Medical Existence Expansion, HF 9/SF 5, passed the Senate and House, and will be sent to the Governor for his signature. I voted against this bill, and am very concerned about what this means for our state. The federal government has agreed to pay for 90% of this expansion on an ongoing basis. However, I do not believe we should commit Minnesotans to these kinds of programs in exchange for money from the federal government. This is how we lose control of our budget, and there is no guarantee that the federal government will live up to the promise to pay. Senator Sean Nienow (R– Cambridge) introduced amendments that would help us to get out of the program in the event the federal government does not fund it as promised. The DFL majority rejected his amendments.
The Education Committee passed S.F. 146 to significantly expand the school lunch program. Current federal law makes students eligible for “free” or reduced lunch, depending upon family income. According to Chief Author Senator Hayden (DFL-Minneapolis), the 40 cents required for each reduced price lunch is too much for some families. Hayden’s solution is to increase state aid so that all students eligible for the reduced price lunch would not have to pay anything. I was shocked to learn that students can qualify for reduced (and perhaps now free) lunch, even if the family income approaches the state median! So my concern is that we are expanding this program well beyond students from poor families. It does not seem that is the intent of the program.

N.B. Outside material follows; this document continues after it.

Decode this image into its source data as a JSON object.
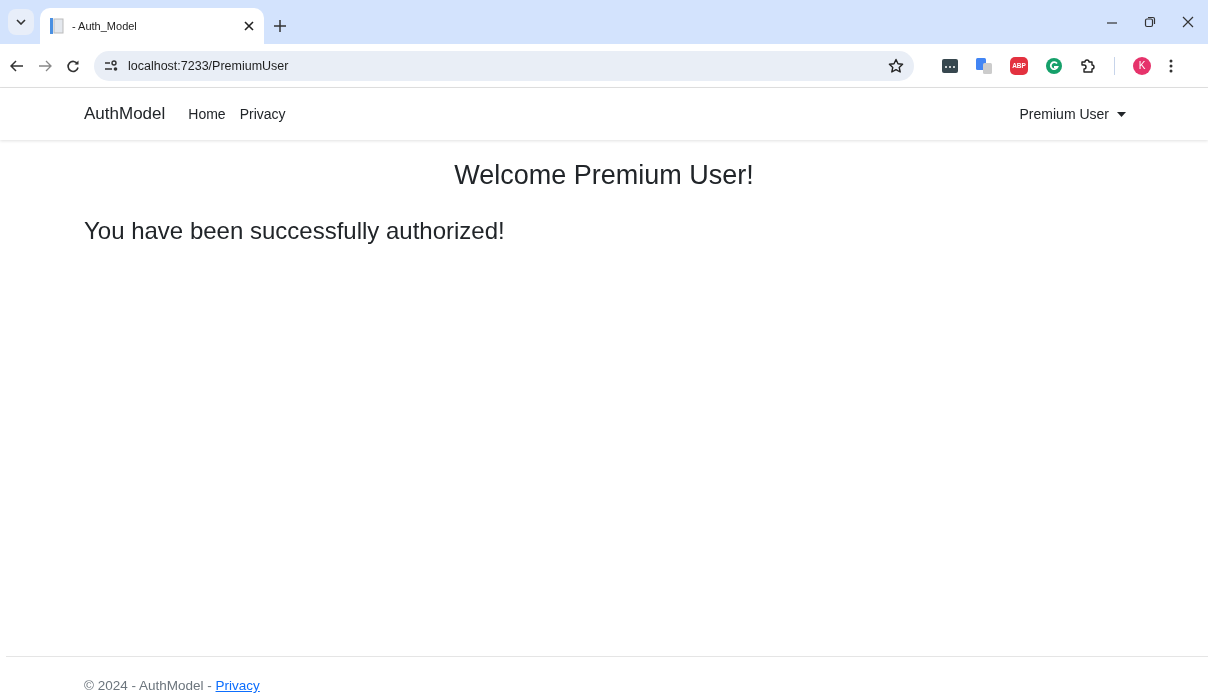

TRANSPORTATION Next week, the Transportation Committee will hear S.F. 256 which requires drivers to turn on their headlights all the time. It will also hear S.F. 174, a bill that would allow the Metropolitan Council to design and construct the Dan Patch Commuter Rail Line, which would run between Minneapolis and Northfield. Current law prohibits the agency from doing any planning, design, or construction related to the rail line. When this law was passed, the Dan Patch Rail Line was very controversial because many legislators were concerned about the price and impact of the line. I do not believe an unelected group of people should be engaged in this kind of planning and spending. The legislature should severely curtail the authority of the Met Council.